The cause of death is not confirmed as the body has not been released to her children, living in a refugee camp in Jammu, pending procedures. The body has been at Government Medical College Jammu in Bakshi Nagar for over a day, sources told Maktoob.
Several of the detainees, including Bibi, have refugee cards issued by the United Nations High Commissioner for Refugees (UNHCR). This week, UNHCR said in a statement that there are 676 Rohingya refugees in detention across India and 608 of them have no ongoing court cases or sentences pending.
In July last year, a five-month-old girl also died in the facility after police fired teargas at Rohingyians protesting over indefinite detention, demanding they be either deported to their homeland, Myanmar, or released.
An estimated 40,000 Rohingyas sought asylum in India. UNHCR India acknowledged the presence of 18,000 Rohingyas who are registered as refugees. In August, the Supreme Court sought a response from the Indian government on a plea seeking the release of Rohingya asylum seekers and refugees who are in indefinite detention in the country.

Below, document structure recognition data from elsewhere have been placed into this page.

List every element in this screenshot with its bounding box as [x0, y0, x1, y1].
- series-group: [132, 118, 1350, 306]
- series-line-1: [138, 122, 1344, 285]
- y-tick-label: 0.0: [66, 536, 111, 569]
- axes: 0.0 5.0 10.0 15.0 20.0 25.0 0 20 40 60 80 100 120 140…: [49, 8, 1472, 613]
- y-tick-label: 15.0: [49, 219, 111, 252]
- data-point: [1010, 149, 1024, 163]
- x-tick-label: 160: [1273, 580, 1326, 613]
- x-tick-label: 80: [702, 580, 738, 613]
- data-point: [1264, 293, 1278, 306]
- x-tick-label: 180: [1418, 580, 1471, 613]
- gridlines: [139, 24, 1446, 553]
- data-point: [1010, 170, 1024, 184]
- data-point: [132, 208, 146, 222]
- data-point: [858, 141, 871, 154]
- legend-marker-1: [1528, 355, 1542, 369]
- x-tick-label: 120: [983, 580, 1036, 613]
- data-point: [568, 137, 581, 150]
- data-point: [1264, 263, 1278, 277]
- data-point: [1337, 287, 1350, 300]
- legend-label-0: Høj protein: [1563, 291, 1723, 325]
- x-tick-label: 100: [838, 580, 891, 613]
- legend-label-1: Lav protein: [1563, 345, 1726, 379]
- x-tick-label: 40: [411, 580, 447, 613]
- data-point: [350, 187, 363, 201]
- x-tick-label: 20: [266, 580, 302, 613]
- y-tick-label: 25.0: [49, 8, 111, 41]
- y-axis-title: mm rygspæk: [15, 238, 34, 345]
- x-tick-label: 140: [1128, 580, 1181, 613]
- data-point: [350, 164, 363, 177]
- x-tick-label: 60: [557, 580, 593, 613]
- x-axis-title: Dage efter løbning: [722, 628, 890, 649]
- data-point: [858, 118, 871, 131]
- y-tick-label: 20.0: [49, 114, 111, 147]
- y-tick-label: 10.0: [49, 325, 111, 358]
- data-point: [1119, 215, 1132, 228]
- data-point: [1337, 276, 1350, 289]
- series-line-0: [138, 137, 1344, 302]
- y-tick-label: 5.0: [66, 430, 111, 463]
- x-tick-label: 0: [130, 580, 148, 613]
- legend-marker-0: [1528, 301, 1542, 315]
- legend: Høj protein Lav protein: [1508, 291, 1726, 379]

“These deaths are a stark reminder that we are failing in our duty—both legally and morally—to safeguard those who sought refuge on our soil,” Human rights lawyer Fazal Abdali told Maktoob. “Immediate action is needed to end the unlawful detention of refugees and to honor the legal commitments we have made under both national and international law.”
“Our Supreme Court has made it clear: prolonged detention without due process is a violation of the constitutional rights to life and liberty. Yet, we continue to hold refugees in inhumane conditions, denying them basic dignity and justice,” Abdali said.
Abdali, who is part of the legal aid team for Rohingyas, said the tragic deaths expose the brutal reality of the conditions refugees face in the Hira Nagar “Detention Centre”.
“Both (the women and the child) held valid UNHCR refugee cards, yet they perished in indefinite detention—a practice that international law, including the UN Convention Against Torture, condemns as a form of torture. These vulnerable individuals, fleeing persecution, were entitled to protection, not punishment.”
While India has not ratified the 1951 Refugee Convention, the Indian Constitution’s Article 21 provides a guarantee of the right to life to all individuals located within the territorial boundaries of the nation.
The death comes as about 103 Rohingya Muslims and 30 Christian Chin refugees, all from Myanmar, have been on a hunger strike since Monday to protest their indefinite detention at a camp in Assam. The protesters want to be handed over to UNHCR and resettled in a third country.
The deaths are due to poor medical care in the camp, Sabber Kyaw Min, Director of the Rohingya Human Rights Initiative, told Maktoob.
“They have not done any crime. They fled Myanmar due to genocide and crimes against humanity and came to India,” Kyaw Min told Maktoob, blaming the UNHCR for failing to protect them.
Myanmar government troops killed an estimated 25,000 Rohingyas and forced more than 750,000 from the state as mass atrocities against the ethnic group were launched in August 2017.
A report titled “Destinies Under Detention: A Case for the Right to Dignity & Humane Treatment of Rohingya Refugees in India” published in July 2024, found that nearly “every single Rohingya inside the detention centre complains of long-term medical complications, weakness, UTIs, and various other problems that remain undetected.”
United States, in 2022, following a rigorous factual and legal analysis, determined that members of the Burmese military committed genocide and crimes against humanity against Rohingya.